Threats facing companies for an unsafe workplace are massive and seem to escalate daily. These are the type of threats that could lead to serious financial damage to your company, up to and including closure. There’s no doubt about it: A safe workplace must be an integral part of any company’s business plan.

The objective of a great safety plan is the health and safety of your employees. It is not a money-saving scheme. If you try to fake your way through a safety program, you are putting both your employees and your business at risk. No executive ever wants to stand over the casket of an employee who was killed because the company did not take safety seriously.

The threats to your company’s business from fostering an unsafe workplace go beyond potential jumps in your insurance premiums. Other compelling reasons include tougher government inspectors, more demanding insurance carriers, lawyers hungry to file lawsuits, big customers whose contracts put the onus on you, and local fire marshals who enforce regulations down to the smallest detail.

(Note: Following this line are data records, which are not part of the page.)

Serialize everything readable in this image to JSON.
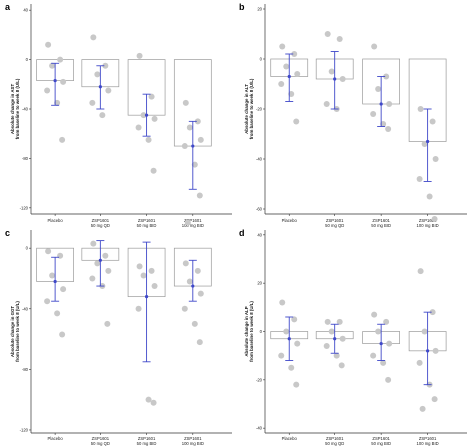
{
  "categories": [
    [
      "Placebo"
    ],
    [
      "ZSP1601",
      "50 mg QD"
    ],
    [
      "ZSP1601",
      "50 mg BID"
    ],
    [
      "ZSP1601",
      "100 mg BID"
    ]
  ],
  "colors": {
    "bar_fill": "#ffffff",
    "bar_stroke": "#9a9a9a",
    "point": "#c8c8c8",
    "errorbar": "#3f48c9",
    "axis": "#333333"
  },
  "chart_data": [
    {
      "type": "bar",
      "panel": "a",
      "ylabel": [
        "Absolute change in AST",
        "from baseline to week 8 (U/L)"
      ],
      "ylim": [
        -125,
        45
      ],
      "yticks": [
        -120,
        -80,
        -40,
        0,
        40
      ],
      "categories": [
        "Placebo",
        "ZSP1601 50 mg QD",
        "ZSP1601 50 mg BID",
        "ZSP1601 100 mg BID"
      ],
      "values": [
        -17,
        -22,
        -45,
        -70
      ],
      "mean": [
        -17,
        -22,
        -45,
        -70
      ],
      "ci_low": [
        -37,
        -40,
        -62,
        -105
      ],
      "ci_high": [
        -3,
        -5,
        -28,
        -50
      ],
      "points": [
        [
          12,
          0,
          -5,
          -18,
          -25,
          -35,
          -65
        ],
        [
          18,
          -5,
          -12,
          -25,
          -35,
          -45
        ],
        [
          3,
          -30,
          -45,
          -48,
          -55,
          -65,
          -90
        ],
        [
          -35,
          -50,
          -55,
          -65,
          -70,
          -85,
          -110,
          -132
        ]
      ]
    },
    {
      "type": "bar",
      "panel": "b",
      "ylabel": [
        "Absolute change in ALT",
        "from baseline to week 8 (U/L)"
      ],
      "ylim": [
        -62,
        22
      ],
      "yticks": [
        -60,
        -40,
        -20,
        0,
        20
      ],
      "categories": [
        "Placebo",
        "ZSP1601 50 mg QD",
        "ZSP1601 50 mg BID",
        "ZSP1601 100 mg BID"
      ],
      "values": [
        -7,
        -8,
        -18,
        -33
      ],
      "mean": [
        -7,
        -8,
        -18,
        -33
      ],
      "ci_low": [
        -17,
        -20,
        -27,
        -49
      ],
      "ci_high": [
        2,
        3,
        -7,
        -20
      ],
      "points": [
        [
          5,
          2,
          -3,
          -6,
          -10,
          -14,
          -25
        ],
        [
          10,
          8,
          -5,
          -8,
          -18,
          -20
        ],
        [
          5,
          -7,
          -12,
          -18,
          -22,
          -26,
          -28
        ],
        [
          -20,
          -25,
          -34,
          -40,
          -48,
          -55,
          -64
        ]
      ]
    },
    {
      "type": "bar",
      "panel": "c",
      "ylabel": [
        "Absolute change in GGT",
        "from baseline to week 8 (U/L)"
      ],
      "ylim": [
        -122,
        12
      ],
      "yticks": [
        -120,
        -80,
        -40,
        0
      ],
      "categories": [
        "Placebo",
        "ZSP1601 50 mg QD",
        "ZSP1601 50 mg BID",
        "ZSP1601 100 mg BID"
      ],
      "values": [
        -22,
        -8,
        -32,
        -25
      ],
      "mean": [
        -22,
        -8,
        -32,
        -25
      ],
      "ci_low": [
        -35,
        -25,
        -75,
        -35
      ],
      "ci_high": [
        -6,
        5,
        4,
        -8
      ],
      "points": [
        [
          -2,
          -5,
          -18,
          -27,
          -35,
          -43,
          -57
        ],
        [
          3,
          -5,
          -10,
          -15,
          -20,
          -25,
          -50
        ],
        [
          -12,
          -15,
          -18,
          -25,
          -40,
          -100,
          -102
        ],
        [
          -10,
          -15,
          -22,
          -30,
          -40,
          -50,
          -62
        ]
      ]
    },
    {
      "type": "bar",
      "panel": "d",
      "ylabel": [
        "Absolute change in ALP",
        "from baseline to week 8 (U/L)"
      ],
      "ylim": [
        -42,
        42
      ],
      "yticks": [
        -40,
        -20,
        0,
        20,
        40
      ],
      "categories": [
        "Placebo",
        "ZSP1601 50 mg QD",
        "ZSP1601 50 mg BID",
        "ZSP1601 100 mg BID"
      ],
      "values": [
        -3,
        -3,
        -5,
        -8
      ],
      "mean": [
        -3,
        -3,
        -5,
        -8
      ],
      "ci_low": [
        -12,
        -9,
        -12,
        -22
      ],
      "ci_high": [
        6,
        3,
        3,
        8
      ],
      "points": [
        [
          12,
          5,
          0,
          -5,
          -10,
          -15,
          -22
        ],
        [
          4,
          4,
          0,
          -3,
          -6,
          -10,
          -14
        ],
        [
          7,
          4,
          0,
          -5,
          -10,
          -13,
          -20
        ],
        [
          25,
          8,
          0,
          -8,
          -13,
          -22,
          -28,
          -32
        ]
      ]
    }
  ]
}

Sometimes it feels like they’re all piling on at a time in which many companies, struggling to survive during the recession, put safety programs on the back burner. It is now critical for executives to refocus their attention on safety.

My company realized that, and here are some actions we took over the last year to invigorate our safety program.

  • We re-implemented the position of safety manager and hired an active-duty firefighter, who receives training.
  • The Safety and Health Achievement Recognition Program is a voluntary, free Occupational Safety and Health Administration program offered by the University of South Florida that trains companies on how to be a safe workplace. We asked for an inspection and recommendations from our facilitator.
  • We updated and enhanced our company’s safety manuals.
  • We compiled new Material Safety Data Sheets for all locations and trained personnel on how to use them.
  • More thorough safety inspections coupled with a renewed emphasis on informative safety meetings helped refocus our team.
  • Unannounced monthly jobsite inspections of drivers, installers, and roof loaders have proven valuable, especially regarding tying off when our workers go on roofs.
  • We instituted a strict Personal Protective Equipment Program for all employees in the warehouse and production areas. Hard hats, reflective vests, gloves, and eye protection are required in most areas outside the showroom.
  • We implemented a system to ensure that new employees are properly trained and certified on all equipment.
  • Safety is discussed daily in e-mails to our employees, and a safe workplace is discussed at every monthly managers’ meeting.

Some employees will balk at new safety procedures. However, if an executive makes a real risk assessment of an unsafe workplace, a commitment to safety is easy to make. Staying focused on the health and safety of your employees will result in cost savings. More important, it will result in your peace of mind for doing the right thing.